American Jewry’s Apathy Towards Israel

American Jewry’s Apathy Towards Israel

By Cynthia Zalisky

When President Truman recognized Israel in 1948 after the War of Independence, American Jews wholeheartedly supported the fledgling Jewish state. After the Six-Day War, things began to change. Since Israel “made the mistake” of decisively winning that war and acquiring the extra territories of the West Bank, the Old City of Jerusalem, the Golan Heights, Gaza, and the Sinai Peninsula, the media began portraying her as an occupier. All of a sudden, the plight of the Palestinians took center stage and the liberal sector of American Jewry believed the Arab propaganda, “hook, line, and sinker.” Acclaimed columnist Bret Stephens wrote of the phenomenon, “Why is nothing expected of Palestinians and everything forgiven, while everything is expected of Israel and nothing is forgiven?” This observation is totally lost on the American Jewish left. As far as they are concerned, the Palestinians can do no wrong and Israel can do nothing right.

With that said, Israel has been rapidly losing its hold on young American Jews who increasingly perceive the Jewish state as antithetical to their liberal points of view. More and more Jews, especially millennials, are far less attached to Israel than their parents were, a situation that has both Israeli officials and American Jewish leaders concerned about Jewish continuity in the US. Add to that equation the fact that the millennials do not know anything about Israeli history and do not appreciate the significance of a holy land for Jews. Their own Jewishness is in question.

To be viewed as “kosher,” the American Jewish left have
adopted the concept of tikun olam when advocating
Jewish political involvement, and striving for social justice
as a pretext for activism

To be viewed as “kosher” (like the pig who shows its split hooves to falsely show legitimacy) and the reason for existing, the American Jewish left have adopted the concept of tikun olam (“repairing the world”) when advocating Jewish political involvement, and striving for social justice as a pretext for activism.

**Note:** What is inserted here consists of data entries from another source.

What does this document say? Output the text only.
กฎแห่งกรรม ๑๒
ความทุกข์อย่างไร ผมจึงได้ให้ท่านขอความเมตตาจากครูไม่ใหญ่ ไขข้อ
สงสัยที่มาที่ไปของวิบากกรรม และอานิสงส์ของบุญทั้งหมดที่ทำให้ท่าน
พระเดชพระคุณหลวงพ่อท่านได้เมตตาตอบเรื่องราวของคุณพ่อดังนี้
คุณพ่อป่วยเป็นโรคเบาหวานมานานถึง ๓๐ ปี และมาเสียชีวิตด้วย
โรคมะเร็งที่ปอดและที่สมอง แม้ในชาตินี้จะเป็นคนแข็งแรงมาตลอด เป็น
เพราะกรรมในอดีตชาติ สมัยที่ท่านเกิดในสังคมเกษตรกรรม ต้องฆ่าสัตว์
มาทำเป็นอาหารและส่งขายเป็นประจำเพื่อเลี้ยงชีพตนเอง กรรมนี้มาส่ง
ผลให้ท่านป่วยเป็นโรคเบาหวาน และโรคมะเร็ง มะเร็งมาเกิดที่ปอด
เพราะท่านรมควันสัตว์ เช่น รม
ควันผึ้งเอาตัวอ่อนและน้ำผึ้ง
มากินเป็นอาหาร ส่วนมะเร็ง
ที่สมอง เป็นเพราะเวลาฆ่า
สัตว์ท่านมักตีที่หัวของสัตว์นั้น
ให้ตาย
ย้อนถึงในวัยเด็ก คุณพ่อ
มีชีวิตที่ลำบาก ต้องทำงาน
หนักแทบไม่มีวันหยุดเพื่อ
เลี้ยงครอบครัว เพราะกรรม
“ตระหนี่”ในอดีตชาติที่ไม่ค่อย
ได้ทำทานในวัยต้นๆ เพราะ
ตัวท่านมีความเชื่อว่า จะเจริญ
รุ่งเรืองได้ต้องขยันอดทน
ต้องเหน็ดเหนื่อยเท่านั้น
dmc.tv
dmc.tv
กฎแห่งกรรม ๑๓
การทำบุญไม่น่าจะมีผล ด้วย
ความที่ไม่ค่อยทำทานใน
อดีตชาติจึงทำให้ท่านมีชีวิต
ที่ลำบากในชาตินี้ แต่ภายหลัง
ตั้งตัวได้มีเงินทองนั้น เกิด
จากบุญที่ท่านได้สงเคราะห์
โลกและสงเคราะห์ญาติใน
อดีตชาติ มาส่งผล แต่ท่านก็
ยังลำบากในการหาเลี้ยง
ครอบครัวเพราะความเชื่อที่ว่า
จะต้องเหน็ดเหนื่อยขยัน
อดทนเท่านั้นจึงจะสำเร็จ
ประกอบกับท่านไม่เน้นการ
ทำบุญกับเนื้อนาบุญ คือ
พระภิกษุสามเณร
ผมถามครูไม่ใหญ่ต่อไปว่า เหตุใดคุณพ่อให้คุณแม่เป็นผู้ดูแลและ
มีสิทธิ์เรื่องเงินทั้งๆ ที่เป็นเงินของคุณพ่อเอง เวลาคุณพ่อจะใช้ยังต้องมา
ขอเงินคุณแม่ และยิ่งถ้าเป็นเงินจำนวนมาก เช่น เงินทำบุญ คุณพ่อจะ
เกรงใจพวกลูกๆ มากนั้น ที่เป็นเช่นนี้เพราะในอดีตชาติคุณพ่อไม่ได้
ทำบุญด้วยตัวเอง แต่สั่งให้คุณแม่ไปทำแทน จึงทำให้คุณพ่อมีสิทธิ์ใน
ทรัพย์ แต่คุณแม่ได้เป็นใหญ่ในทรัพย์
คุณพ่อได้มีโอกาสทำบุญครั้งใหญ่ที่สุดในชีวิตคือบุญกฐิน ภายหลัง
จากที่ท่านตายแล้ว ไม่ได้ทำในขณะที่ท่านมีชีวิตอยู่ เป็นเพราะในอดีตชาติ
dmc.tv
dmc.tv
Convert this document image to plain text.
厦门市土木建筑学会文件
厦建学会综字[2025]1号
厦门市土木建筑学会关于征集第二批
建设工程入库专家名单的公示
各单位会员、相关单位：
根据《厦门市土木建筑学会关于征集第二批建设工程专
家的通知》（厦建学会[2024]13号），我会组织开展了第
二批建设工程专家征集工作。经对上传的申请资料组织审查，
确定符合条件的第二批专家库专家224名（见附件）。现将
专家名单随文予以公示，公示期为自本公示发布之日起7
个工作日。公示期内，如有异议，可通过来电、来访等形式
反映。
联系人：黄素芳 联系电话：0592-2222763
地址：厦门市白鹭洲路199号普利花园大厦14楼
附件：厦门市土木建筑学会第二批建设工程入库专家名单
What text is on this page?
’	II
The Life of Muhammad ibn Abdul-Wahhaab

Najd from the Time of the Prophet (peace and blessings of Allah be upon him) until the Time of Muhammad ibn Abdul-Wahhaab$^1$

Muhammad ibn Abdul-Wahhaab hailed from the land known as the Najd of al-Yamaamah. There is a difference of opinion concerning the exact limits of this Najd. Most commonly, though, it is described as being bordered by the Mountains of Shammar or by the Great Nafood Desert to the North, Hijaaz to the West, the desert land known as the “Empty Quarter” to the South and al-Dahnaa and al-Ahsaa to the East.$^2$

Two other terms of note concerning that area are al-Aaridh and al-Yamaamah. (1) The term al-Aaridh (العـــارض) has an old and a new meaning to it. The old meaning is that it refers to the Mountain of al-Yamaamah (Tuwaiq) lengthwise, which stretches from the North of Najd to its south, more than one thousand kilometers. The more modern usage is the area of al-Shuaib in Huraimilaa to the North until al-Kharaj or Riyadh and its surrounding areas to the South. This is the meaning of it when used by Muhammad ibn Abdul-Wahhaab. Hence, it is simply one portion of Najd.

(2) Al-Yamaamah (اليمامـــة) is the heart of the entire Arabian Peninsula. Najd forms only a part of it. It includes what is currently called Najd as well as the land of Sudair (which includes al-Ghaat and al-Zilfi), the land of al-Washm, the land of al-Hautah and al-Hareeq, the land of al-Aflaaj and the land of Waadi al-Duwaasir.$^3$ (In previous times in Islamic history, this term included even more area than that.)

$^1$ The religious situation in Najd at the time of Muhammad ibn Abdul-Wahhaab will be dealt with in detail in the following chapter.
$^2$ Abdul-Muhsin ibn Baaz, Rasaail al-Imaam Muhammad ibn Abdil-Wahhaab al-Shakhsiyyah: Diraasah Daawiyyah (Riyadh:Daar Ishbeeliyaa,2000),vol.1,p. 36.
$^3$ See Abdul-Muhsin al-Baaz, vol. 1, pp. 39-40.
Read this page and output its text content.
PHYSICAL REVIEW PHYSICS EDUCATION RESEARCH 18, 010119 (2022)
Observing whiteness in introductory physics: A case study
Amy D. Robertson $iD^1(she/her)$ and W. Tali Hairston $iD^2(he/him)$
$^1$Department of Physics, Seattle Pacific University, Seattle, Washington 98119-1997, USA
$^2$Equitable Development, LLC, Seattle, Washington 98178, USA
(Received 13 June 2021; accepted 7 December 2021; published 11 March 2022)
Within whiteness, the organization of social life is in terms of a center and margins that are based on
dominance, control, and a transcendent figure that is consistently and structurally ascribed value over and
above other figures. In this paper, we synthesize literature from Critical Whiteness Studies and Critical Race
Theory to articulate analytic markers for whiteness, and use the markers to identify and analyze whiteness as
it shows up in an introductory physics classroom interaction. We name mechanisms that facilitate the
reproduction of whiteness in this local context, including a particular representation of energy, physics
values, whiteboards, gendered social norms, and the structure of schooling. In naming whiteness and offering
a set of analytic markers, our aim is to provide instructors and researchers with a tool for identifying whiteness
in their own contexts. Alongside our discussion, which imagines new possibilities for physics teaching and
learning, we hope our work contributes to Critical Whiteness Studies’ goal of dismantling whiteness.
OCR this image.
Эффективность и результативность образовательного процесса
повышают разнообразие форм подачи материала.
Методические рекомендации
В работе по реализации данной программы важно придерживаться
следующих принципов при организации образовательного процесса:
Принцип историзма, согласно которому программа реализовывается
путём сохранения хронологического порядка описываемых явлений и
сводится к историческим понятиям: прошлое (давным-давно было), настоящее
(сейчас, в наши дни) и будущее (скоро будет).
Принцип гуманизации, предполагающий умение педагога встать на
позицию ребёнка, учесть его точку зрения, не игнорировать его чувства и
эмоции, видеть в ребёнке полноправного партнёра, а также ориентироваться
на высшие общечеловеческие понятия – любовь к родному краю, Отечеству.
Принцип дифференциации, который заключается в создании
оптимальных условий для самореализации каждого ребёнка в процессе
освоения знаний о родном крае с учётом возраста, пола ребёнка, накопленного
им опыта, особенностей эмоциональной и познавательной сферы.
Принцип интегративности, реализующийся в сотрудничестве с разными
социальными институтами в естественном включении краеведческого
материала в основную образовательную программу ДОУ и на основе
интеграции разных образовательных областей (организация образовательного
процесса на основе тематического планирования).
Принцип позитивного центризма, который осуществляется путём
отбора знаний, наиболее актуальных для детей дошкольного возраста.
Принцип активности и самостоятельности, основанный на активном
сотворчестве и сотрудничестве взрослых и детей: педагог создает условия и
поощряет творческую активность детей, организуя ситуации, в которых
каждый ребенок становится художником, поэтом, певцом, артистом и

Today, Jewish Americans carry on the culture’s tradition with good deeds and service.

Tikun olam was quietly lifted out of context from the Aleinu prayer to accentuate social justice. It was popularized in the 1970s and 1980s. Since then, we have been led to believe that the only purpose of the Jews in the world is to campaign for all kinds of liberal ideals all in the name of G-d. That and nothing more. Religious observance is superfluous and negligible.

Tikun olam has been intertwined into modern democratic rhetoric. It has become a positive watchword for any value, even if a particular value is not rooted in Jewish tradition. Tikun olam has become the religion of the American left. It commands the allegiance of the liberal non-Orthodox, who make up the overwhelming majority of the American Jewish community. What they seek to do is to imply that the Jewish traditions and mesorah that we have fought and died for are outdated and old-fashioned relics that are not needed in a modern society. With that understanding, Jewish existence and identity are not necessary, and so we do not need a Jewish state of our own in our ancient homeland.

Consequently, Jewish justice activists attempt to defame Israel’s importance and weaken America’s bond with the Jewish state. The 2013 Pew Research Center Survey of US Jews indicated that for Jews in America, a large part of being Jewish is living an ethical life and working for justice and equality. That is all fine and good – but it is not enough.

Barack Obama was hailed the “tikun olam president.” He repeatedly stated the significance of tikun olam to his life, nurtured by his liberal mentors in Chicago, and it was because of this commitment – and not in spite of it – that he was the most hostile American president toward Israel in modern history.

We need to counter this toxic approach. A new generation of traditional Jews, proud of their heritage and zealous to preserve it, is unimpressed with America’s convoluted interpretation of Judaism. These Jews know that their ancestors did not live to worship a political party nor die for contemporary causes that come and go as the populace’s attention span wanes.

They recognize that the American Jewish future depends on overcoming the superficial and ignorant equation of Judaism with leftist politics. What is needed is a real Jewish renewal – a community that stands for religious liberty, not against it, affirms the alliance between the United States and Israel rather than undermines it, and believes it is a community that is steeped in Torah and, because of that, has a compelling reason to continue. It’s time American Jewry repaired itself instead of the world, before it is too late.